Surveying the many studies on the effectiveness of fiscal rules, Niklas Potrafke from the German ifo Institute shows that fiscal rules have the following impact:
- Borrowing costs for countries and states with fiscal rules are significantly lower. Introducing a fiscal rule on government finances on average reduces borrowing costs for advanced countries by 1.2-1.8ppt and the risk premium for government bonds vs. US Treasuries declined by 1.5% to 1.8% when a budget or spending rule was in place and by 1.1% to 1.2% when a debt limit rule was in place.
- Political business cycles, where politicians start to run larger deficits in the run-up to an election, largely disappear.
- GDP growth is stronger for countries with stricter fiscal rules. On average, in the long run, countries with fiscal rules anchored in their constitution have an economy that is 15% larger than those with no constitutionally anchored fiscal rules. The volatility of GDP growth is smaller for countries with stricter fiscal rules, while laxer fiscal rules lead to no reduction in economic volatility and may sometimes lead to increased economic volatility.
- Stricter fiscal rules are clearly superior to laxer fiscal rules on every measure.
In particular, the result for long-term GDP growth impresses me. Yes, it may sometimes seem that fiscal rules are a hindrance to an economy, especially in a recession, as the case of Germany shows. But hundreds of years of experience on the national and sub-national levels in high-income, middle-income, and low-income countries all show one thing: Fiscal rules work.
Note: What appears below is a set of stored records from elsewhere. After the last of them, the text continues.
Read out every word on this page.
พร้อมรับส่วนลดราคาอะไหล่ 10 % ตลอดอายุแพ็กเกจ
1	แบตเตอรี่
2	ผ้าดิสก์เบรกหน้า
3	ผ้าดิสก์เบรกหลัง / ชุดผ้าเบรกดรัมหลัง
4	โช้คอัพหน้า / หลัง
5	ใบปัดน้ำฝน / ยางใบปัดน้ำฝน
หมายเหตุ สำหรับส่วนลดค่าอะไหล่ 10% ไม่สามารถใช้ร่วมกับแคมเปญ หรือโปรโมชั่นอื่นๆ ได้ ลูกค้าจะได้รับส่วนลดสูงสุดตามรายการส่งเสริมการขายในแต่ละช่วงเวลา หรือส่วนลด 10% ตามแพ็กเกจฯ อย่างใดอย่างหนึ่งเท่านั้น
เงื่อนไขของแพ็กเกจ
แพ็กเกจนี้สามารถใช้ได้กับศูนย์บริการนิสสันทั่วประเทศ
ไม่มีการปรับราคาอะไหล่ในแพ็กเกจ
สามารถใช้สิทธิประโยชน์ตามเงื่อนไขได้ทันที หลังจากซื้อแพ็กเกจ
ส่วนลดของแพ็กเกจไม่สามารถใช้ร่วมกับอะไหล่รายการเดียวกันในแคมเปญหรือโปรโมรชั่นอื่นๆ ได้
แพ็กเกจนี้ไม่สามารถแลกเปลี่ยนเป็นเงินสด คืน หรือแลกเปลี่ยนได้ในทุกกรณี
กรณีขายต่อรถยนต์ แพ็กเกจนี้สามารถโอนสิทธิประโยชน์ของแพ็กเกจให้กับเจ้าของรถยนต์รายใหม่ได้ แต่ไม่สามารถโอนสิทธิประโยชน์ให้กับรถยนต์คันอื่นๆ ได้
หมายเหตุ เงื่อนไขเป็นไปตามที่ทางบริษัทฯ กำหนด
We have known for a long time that politicians cannot be trusted with monetary policy. This is why we took the ability to print money out of politicians’ hands and gave it to unelected technocrats called central bankers. People may be frustrated with the poor performance of central bankers in recent years, but you only need to pick up a book on the history of inflation and hyperinflation to understand that letting politicians decide on monetary policy is catastrophic.
But if we wised up on monetary policy, wouldn’t it be good to discuss taking fiscal responsibility out of politicians’ hands and giving it to unelected technocrats? Or can we at least limit the freedom of politicians with a hard numerical limit on spending? I, for one, would be all for it.